Thomas Mott Osborne (1859-1926), American reformer, helped advance public understanding of prison problems and instituted a number of prison reforms.
Thomas Mott Osborne was born on Sept. 23, 1859, in Auburn, N.Y., the son of a wealthy manufacturer. He enjoyed a pampered and well-traveled youth and won honors at Harvard College. Osborne married happily and succeeded his father in business, maintaining the company until he sold it in 1903.
Osborne's one quirk—which ultimately affected his career—was his flair for masquerades. This publicly expressed itself at costume balls and privately in escapades which took him over the countryside dressed as a vagrant. Later, however, these disguises helped him to see at firsthand public conditions not readily available to one of his social status. He broke family traditions to become a Democrat and was active in upstate New York politics.
His wife's death during childbirth in 1896 turned Osborne intensively to civic affairs. He contributed to the work of the George Junior Republic, which aided needy and delinquent children. Osborne served on several state commissions and in 1913 was appointed chairman of the New York Commission on Prison Reform. He had himself incarcerated in Auburn Prison for a week, under the name of "Tom Brown." In prison clothing, though not disguised, he shared the inmates' experiences, including solitary confinement, and emerged dedicated to prison reform. The experiment was front-page news. His book, Within Prison Walls (1914), memorialized the event.

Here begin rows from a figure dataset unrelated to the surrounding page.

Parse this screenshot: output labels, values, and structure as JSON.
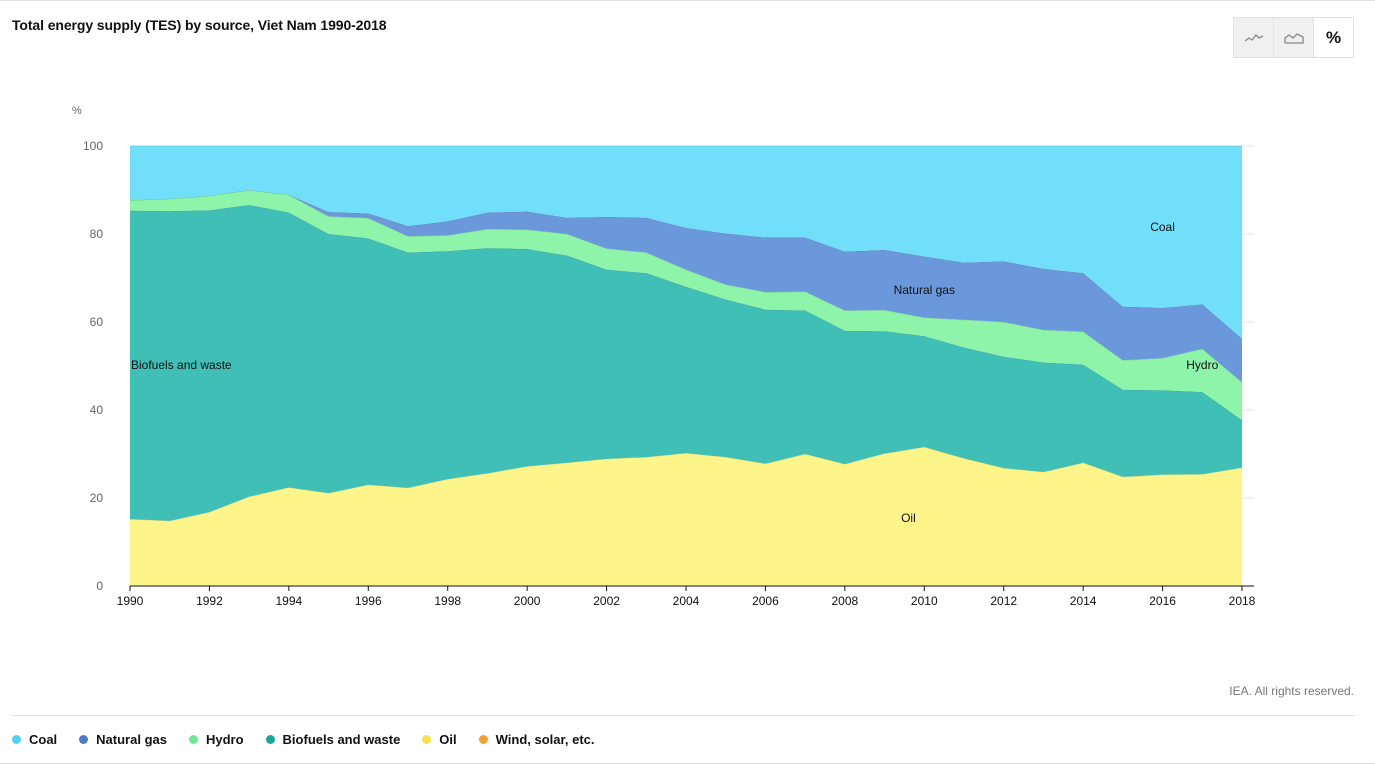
{
  "title": "Total energy supply (TES) by source, Viet Nam 1990-2018",
  "toggles": [
    {
      "name": "line-chart-icon",
      "label": ""
    },
    {
      "name": "area-chart-icon",
      "label": ""
    },
    {
      "name": "percent-toggle",
      "label": "%"
    }
  ],
  "credit": "IEA. All rights reserved.",
  "legend": [
    {
      "label": "Coal",
      "color": "#4fd2f1"
    },
    {
      "label": "Natural gas",
      "color": "#4f79c8"
    },
    {
      "label": "Hydro",
      "color": "#6ee796"
    },
    {
      "label": "Biofuels and waste",
      "color": "#1aa79a"
    },
    {
      "label": "Oil",
      "color": "#f5e44f"
    },
    {
      "label": "Wind, solar, etc.",
      "color": "#f2a03c"
    }
  ],
  "chart_data": {
    "type": "area",
    "stacked": true,
    "normalized_percent": true,
    "ylabel": "%",
    "ylim": [
      0,
      100
    ],
    "yticks": [
      0,
      20,
      40,
      60,
      80,
      100
    ],
    "xticks": [
      1990,
      1992,
      1994,
      1996,
      1998,
      2000,
      2002,
      2004,
      2006,
      2008,
      2010,
      2012,
      2014,
      2016,
      2018
    ],
    "x": [
      1990,
      1991,
      1992,
      1993,
      1994,
      1995,
      1996,
      1997,
      1998,
      1999,
      2000,
      2001,
      2002,
      2003,
      2004,
      2005,
      2006,
      2007,
      2008,
      2009,
      2010,
      2011,
      2012,
      2013,
      2014,
      2015,
      2016,
      2017,
      2018
    ],
    "series": [
      {
        "name": "Oil",
        "color": "#fef58a",
        "values": [
          15.2,
          14.8,
          16.8,
          20.3,
          22.4,
          21.1,
          23.0,
          22.3,
          24.3,
          25.6,
          27.2,
          28.0,
          28.9,
          29.3,
          30.2,
          29.3,
          27.8,
          30.0,
          27.7,
          30.1,
          31.6,
          29.0,
          26.8,
          25.9,
          28.0,
          24.8,
          25.3,
          25.4,
          26.9
        ]
      },
      {
        "name": "Biofuels and waste",
        "color": "#40bfb7",
        "values": [
          70.1,
          70.4,
          68.6,
          66.3,
          62.5,
          58.9,
          56.0,
          53.5,
          51.8,
          51.2,
          49.4,
          47.1,
          43.0,
          41.8,
          37.8,
          35.8,
          35.0,
          32.6,
          30.3,
          27.8,
          25.2,
          25.2,
          25.3,
          24.9,
          22.3,
          19.8,
          19.2,
          18.7,
          10.8
        ]
      },
      {
        "name": "Hydro",
        "color": "#8df4a9",
        "values": [
          2.4,
          2.8,
          3.3,
          3.4,
          4.0,
          4.0,
          4.6,
          3.7,
          3.6,
          4.3,
          4.4,
          4.9,
          4.8,
          4.7,
          3.9,
          3.4,
          4.0,
          4.3,
          4.6,
          4.8,
          4.2,
          6.3,
          7.9,
          7.4,
          7.5,
          6.7,
          7.3,
          9.8,
          8.6
        ]
      },
      {
        "name": "Natural gas",
        "color": "#6b98db",
        "values": [
          0.0,
          0.0,
          0.0,
          0.0,
          0.0,
          1.0,
          1.1,
          2.3,
          3.2,
          3.8,
          4.1,
          3.7,
          7.2,
          7.9,
          9.5,
          11.6,
          12.4,
          12.3,
          13.4,
          13.7,
          13.9,
          13.0,
          13.8,
          13.9,
          13.3,
          12.2,
          11.4,
          10.1,
          9.9
        ]
      },
      {
        "name": "Coal",
        "color": "#72dffa",
        "values": [
          12.3,
          12.0,
          11.3,
          10.0,
          11.1,
          15.0,
          15.3,
          18.2,
          17.1,
          15.1,
          14.9,
          16.3,
          16.1,
          16.3,
          18.6,
          19.9,
          20.8,
          20.8,
          24.0,
          23.6,
          25.1,
          26.5,
          26.2,
          27.9,
          28.9,
          36.5,
          36.8,
          36.0,
          43.8
        ]
      }
    ],
    "annotations": [
      {
        "text": "Coal",
        "series": "Coal"
      },
      {
        "text": "Natural gas",
        "series": "Natural gas"
      },
      {
        "text": "Hydro",
        "series": "Hydro"
      },
      {
        "text": "Biofuels and waste",
        "series": "Biofuels and waste"
      },
      {
        "text": "Oil",
        "series": "Oil"
      }
    ]
  }
}
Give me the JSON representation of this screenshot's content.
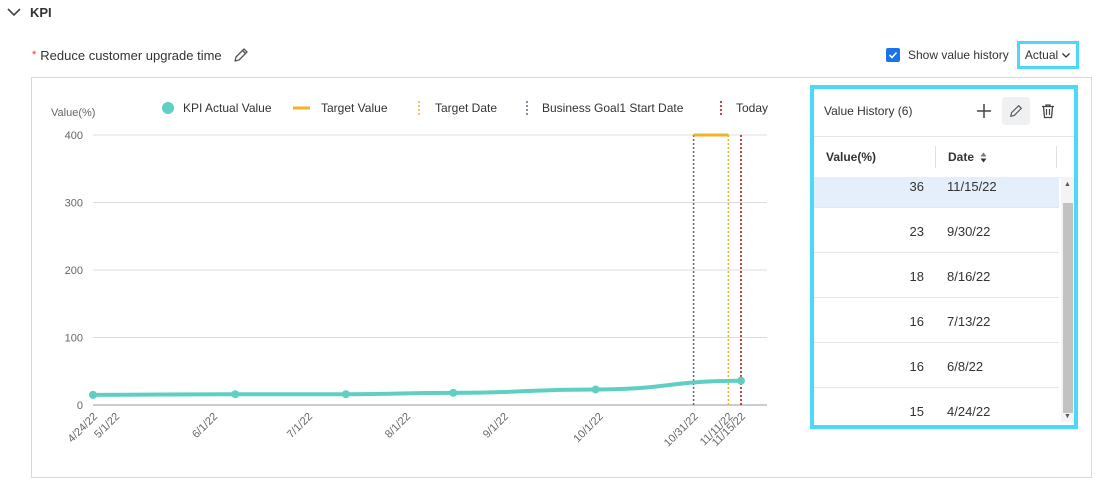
{
  "section": {
    "title": "KPI",
    "collapse_icon": "chevron-down-icon"
  },
  "kpi": {
    "required_mark": "*",
    "name": "Reduce customer upgrade time",
    "edit_icon": "pencil-icon"
  },
  "controls": {
    "show_history_label": "Show value history",
    "show_history_checked": true,
    "view_select": "Actual"
  },
  "value_history": {
    "title": "Value History (6)",
    "tools": [
      "plus-icon",
      "pencil-icon",
      "trash-icon"
    ],
    "columns": [
      "Value(%)",
      "Date"
    ],
    "rows": [
      {
        "value": "36",
        "date": "11/15/22"
      },
      {
        "value": "23",
        "date": "9/30/22"
      },
      {
        "value": "18",
        "date": "8/16/22"
      },
      {
        "value": "16",
        "date": "7/13/22"
      },
      {
        "value": "16",
        "date": "6/8/22"
      },
      {
        "value": "15",
        "date": "4/24/22"
      }
    ]
  },
  "colors": {
    "actual": "#5fcfc4",
    "target": "#f0b323",
    "goal_start": "#5a6b7d",
    "today": "#c00000",
    "highlight": "#4dd8f5"
  },
  "chart_data": {
    "type": "line",
    "ylabel": "Value(%)",
    "ylim": [
      0,
      400
    ],
    "yticks": [
      0,
      100,
      200,
      300,
      400
    ],
    "xtick_labels": [
      "4/24/22",
      "5/1/22",
      "6/1/22",
      "7/1/22",
      "8/1/22",
      "9/1/22",
      "10/1/22",
      "10/31/22",
      "11/11/22",
      "11/15/22"
    ],
    "xtick_dates": [
      "2022-04-24",
      "2022-05-01",
      "2022-06-01",
      "2022-07-01",
      "2022-08-01",
      "2022-09-01",
      "2022-10-01",
      "2022-10-31",
      "2022-11-11",
      "2022-11-15"
    ],
    "legend": [
      "KPI Actual Value",
      "Target Value",
      "Target Date",
      "Business Goal1 Start Date",
      "Today"
    ],
    "actual_series": [
      {
        "date": "2022-04-24",
        "value": 15
      },
      {
        "date": "2022-06-08",
        "value": 16
      },
      {
        "date": "2022-07-13",
        "value": 16
      },
      {
        "date": "2022-08-16",
        "value": 18
      },
      {
        "date": "2022-09-30",
        "value": 23
      },
      {
        "date": "2022-11-15",
        "value": 36
      }
    ],
    "target": {
      "value": 400,
      "from": "2022-10-31",
      "to": "2022-11-11"
    },
    "target_date": "2022-11-11",
    "goal_start_date": "2022-10-31",
    "today": "2022-11-15"
  }
}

Osborne's major thesis was that prisoners must be treated as human to be human. He instituted his Mutual Welfare League in 1916 at Auburn, based on the then novel principle of prisoners' self-rule—a concept which stirred up critics, who denounced it as a system for "coddling" prisoners (an idea which Osborne in fact opposed). In 1914 he was appointed warden of Sing Sing Prison, and he worked to advance his principles there. He achieved both personal and institutional success, although his aggressive deportment and writing style created jealousy and doubt.
Osborne's stormy administration culminated in 1915 with grand-jury charges of malfeasance in office and personal immorality. William J. Fallon, a defender of criminals, led the effort to ruin Osborne. Though he survived the painful and drawn-out assault, which indirectly had positive results—improved penal administration and public interest—he was embittered by the malice he had encountered, and he resigned.
Between 1917 and 1920 Osborne headed the Naval Prison at Portsmouth, N.H., where he instituted further reforms. He continued to be penology's most potent weapon, a figure of international fame and influence. He instituted the Welfare League Association (1916) and the National Society of Penal Information (1922), which after his death on Oct. 20, 1926, were merged as the Osborne Association.
Two biographies of Osborne are Frank Tannenbaum, Osborne of Sing Sing (1933), and Rudolph W. Chamberlain, There Is No Truce: A Life of Thomas Mott Osborne (1935), which better reveals Osborne's personality.